Moments later they were walking along the perimeter of the yard, looking for the hole in the chain-link fence that Malina had made two days earlier. Ivan kept the suitcase at his side, doing his best to curb the natural instinct to let his arm swing, the nerves he had dismissed only seconds ago now a mild but incessant buzz in the pit of his stomach.
“Where is it?” he asked, suddenly wishing he hadn’t volunteered to carry this thing.
“Almost there,” Malina said, illuminating the fence with her miniature flashlight as they moved. She had used a pair of wire cutters from Ivan’s garage to clip the links, readying the fence to be bent back for easy access to the yard.
When they came to the seventh fence post, nearly a block from where she had parked the van, she slowed and softly counted, stopping when she got to ten.
“Here,” she said. “It should be here.”
Studying the fence in the beam of her flashlight, she reached out, grabbed hold of one of the links, and pulled. A small section of the fence split apart, groaning faintly as she bent it back, creating a gap just large enough for Ivan to squeeze through. When she gestured him forward, he looked in at the tracks and the silent train cars and the squat cement building that housed the maintenance shop, and briefly considered telling her he had changed his mind.

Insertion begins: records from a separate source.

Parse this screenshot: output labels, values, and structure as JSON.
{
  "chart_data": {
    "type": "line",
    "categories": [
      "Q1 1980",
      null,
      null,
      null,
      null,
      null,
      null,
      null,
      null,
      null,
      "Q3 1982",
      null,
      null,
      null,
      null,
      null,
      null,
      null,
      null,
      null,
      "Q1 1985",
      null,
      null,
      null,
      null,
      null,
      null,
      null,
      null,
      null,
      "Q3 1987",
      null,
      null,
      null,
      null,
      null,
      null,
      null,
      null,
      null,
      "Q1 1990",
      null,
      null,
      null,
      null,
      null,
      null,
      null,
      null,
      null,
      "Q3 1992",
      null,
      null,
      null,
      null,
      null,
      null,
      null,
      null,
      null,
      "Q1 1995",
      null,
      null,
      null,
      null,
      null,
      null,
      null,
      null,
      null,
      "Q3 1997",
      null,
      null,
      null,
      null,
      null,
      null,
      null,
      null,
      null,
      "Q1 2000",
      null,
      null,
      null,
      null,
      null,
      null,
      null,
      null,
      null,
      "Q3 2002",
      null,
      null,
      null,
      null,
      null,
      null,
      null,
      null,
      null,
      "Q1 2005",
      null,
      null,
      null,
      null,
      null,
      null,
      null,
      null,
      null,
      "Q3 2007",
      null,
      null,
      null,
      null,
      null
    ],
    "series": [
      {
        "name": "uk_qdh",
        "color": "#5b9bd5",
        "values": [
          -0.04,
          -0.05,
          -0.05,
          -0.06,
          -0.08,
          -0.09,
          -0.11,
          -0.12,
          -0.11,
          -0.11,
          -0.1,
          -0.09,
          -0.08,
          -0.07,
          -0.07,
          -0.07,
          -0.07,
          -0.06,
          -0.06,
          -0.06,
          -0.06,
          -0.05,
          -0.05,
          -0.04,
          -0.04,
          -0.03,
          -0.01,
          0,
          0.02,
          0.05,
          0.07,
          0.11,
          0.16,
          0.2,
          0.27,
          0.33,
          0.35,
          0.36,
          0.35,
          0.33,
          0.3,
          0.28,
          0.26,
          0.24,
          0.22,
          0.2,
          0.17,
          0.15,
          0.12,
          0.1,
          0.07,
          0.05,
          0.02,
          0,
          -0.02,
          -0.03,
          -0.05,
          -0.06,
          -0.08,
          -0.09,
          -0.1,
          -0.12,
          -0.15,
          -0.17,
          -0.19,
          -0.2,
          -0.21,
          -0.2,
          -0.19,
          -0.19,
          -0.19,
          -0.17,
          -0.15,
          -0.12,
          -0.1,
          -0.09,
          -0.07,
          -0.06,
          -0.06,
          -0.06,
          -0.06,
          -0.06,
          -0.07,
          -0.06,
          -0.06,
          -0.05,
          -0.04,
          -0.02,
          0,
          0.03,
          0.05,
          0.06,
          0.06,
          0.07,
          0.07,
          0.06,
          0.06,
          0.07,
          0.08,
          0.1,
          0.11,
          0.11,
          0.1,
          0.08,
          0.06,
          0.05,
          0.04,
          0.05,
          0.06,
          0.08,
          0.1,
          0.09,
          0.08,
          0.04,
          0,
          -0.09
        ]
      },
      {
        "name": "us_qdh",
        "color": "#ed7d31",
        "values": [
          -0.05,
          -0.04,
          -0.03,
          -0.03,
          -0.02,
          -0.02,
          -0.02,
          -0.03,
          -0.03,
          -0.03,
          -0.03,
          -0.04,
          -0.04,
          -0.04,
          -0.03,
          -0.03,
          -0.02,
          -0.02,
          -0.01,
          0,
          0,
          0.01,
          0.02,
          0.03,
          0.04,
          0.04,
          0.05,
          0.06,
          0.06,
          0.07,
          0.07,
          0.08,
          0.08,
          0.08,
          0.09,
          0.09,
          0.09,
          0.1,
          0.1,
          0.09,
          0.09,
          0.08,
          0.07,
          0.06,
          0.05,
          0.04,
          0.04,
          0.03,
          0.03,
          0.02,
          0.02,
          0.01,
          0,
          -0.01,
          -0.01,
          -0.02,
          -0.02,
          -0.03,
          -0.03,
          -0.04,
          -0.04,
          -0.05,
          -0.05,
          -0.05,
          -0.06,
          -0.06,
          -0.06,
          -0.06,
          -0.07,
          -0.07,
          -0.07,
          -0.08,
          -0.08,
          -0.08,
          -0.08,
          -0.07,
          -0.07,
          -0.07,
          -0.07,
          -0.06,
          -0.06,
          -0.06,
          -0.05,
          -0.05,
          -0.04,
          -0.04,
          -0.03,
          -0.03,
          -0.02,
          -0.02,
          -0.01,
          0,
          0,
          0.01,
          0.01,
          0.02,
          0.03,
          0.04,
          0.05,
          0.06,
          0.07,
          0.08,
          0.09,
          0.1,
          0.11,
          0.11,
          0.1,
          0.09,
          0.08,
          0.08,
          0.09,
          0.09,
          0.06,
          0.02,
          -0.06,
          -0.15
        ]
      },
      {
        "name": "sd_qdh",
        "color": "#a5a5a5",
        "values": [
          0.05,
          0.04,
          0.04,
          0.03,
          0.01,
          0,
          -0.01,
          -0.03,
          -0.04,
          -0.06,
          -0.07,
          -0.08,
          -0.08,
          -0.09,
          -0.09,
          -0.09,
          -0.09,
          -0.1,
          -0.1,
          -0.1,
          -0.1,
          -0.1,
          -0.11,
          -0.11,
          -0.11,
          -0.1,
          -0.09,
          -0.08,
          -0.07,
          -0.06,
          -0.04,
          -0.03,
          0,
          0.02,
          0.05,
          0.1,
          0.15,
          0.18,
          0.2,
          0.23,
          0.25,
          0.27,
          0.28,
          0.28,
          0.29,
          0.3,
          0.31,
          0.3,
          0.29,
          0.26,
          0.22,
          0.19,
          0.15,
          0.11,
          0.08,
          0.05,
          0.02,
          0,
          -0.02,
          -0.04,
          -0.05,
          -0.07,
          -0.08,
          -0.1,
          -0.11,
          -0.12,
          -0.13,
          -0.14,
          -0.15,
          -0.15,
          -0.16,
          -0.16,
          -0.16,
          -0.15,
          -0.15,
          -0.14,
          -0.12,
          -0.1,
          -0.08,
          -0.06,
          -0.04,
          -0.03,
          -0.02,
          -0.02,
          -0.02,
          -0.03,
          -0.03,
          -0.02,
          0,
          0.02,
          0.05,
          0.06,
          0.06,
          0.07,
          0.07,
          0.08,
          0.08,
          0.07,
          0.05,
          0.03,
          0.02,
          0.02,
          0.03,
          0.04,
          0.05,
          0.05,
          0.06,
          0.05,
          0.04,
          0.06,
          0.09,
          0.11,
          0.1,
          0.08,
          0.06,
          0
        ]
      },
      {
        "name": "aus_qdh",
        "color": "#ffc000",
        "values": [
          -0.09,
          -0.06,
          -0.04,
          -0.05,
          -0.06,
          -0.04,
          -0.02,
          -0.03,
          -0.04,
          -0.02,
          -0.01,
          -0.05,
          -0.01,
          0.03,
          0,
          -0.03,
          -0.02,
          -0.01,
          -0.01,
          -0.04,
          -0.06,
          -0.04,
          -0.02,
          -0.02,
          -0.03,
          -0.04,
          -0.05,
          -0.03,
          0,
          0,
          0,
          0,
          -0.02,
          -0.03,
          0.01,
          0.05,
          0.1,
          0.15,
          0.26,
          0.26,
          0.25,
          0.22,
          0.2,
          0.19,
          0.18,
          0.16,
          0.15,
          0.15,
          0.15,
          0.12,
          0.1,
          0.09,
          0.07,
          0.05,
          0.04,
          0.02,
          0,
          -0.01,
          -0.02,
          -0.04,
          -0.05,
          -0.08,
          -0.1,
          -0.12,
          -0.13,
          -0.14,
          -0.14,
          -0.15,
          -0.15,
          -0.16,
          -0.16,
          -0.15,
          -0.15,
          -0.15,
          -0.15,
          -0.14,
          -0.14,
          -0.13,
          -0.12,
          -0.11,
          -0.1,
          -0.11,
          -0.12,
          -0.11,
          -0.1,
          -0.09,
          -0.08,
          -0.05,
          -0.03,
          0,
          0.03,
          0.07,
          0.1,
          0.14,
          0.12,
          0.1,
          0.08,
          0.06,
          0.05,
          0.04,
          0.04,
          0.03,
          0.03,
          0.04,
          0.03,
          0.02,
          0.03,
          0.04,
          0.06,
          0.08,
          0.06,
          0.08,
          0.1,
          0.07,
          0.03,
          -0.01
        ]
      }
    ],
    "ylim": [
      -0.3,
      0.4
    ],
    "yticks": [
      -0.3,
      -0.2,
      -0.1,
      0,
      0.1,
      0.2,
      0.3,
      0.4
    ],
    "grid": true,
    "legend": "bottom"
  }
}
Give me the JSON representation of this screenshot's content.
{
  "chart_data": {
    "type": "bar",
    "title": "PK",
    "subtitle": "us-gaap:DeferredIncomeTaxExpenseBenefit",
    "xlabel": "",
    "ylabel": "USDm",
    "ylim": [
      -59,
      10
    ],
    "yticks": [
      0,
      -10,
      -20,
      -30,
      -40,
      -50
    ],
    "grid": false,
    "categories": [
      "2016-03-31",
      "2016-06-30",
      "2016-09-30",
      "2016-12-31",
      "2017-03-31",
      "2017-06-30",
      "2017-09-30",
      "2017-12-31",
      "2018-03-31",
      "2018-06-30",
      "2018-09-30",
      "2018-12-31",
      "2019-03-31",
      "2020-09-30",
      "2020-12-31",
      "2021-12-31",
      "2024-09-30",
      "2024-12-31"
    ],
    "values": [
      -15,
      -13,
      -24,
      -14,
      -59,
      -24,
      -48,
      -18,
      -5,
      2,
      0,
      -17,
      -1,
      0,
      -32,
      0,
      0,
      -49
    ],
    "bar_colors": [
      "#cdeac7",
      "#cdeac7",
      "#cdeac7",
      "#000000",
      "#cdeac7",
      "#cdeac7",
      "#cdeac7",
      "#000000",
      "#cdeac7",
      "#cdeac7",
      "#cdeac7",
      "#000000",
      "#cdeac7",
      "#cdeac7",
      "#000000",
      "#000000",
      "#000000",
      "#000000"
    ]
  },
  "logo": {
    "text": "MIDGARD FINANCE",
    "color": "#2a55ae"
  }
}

What they were about to do was madness.
But the thought disappeared as quickly as it came, lost to whatever demon had made him want so desperately to please this woman.
“Hurry,” she said with a hint of agitation. “Before someone sees us.”
Though the yard seemed quiet — only a single security guard and a handful of repair personnel on duty at this early hour (or so Malina had been told) — Ivan heeded her command and carefully held the aluminum case in front of him as he ducked his head and stepped through the gap.
Malina followed and returned the fence to its original condition. When she was done, she pointed toward the subway trains in the distance.
Five rows, side by side.
“Choose,” she said.
“Me?”
“They’ll all be operational in less than three hours. Any one will do.”
Being offered such a responsibility didn’t sit well with Ivan. It forced him to think about the people who would occupy that train, each with a life that — barring the presence of a beautiful Serbian-American anarchist — was not all that different from his own. How many husbands and wives would sleep alone tonight? How many children would wake up tomorrow without a father or a mother? All because of the choice he’d made.
“Ivan?”
He pointed to the middle row.
“That one,” he said, and started forward, wanting to get this done and be gone. He would struggle with his conscience later. Let Malina soothe him in bed.
She was very good at soothing him.
They moved together through the darkness, Malina’s flashlight lighting the ground in front of them. The last thing Ivan wanted was to stumble with this suitcase in his hands.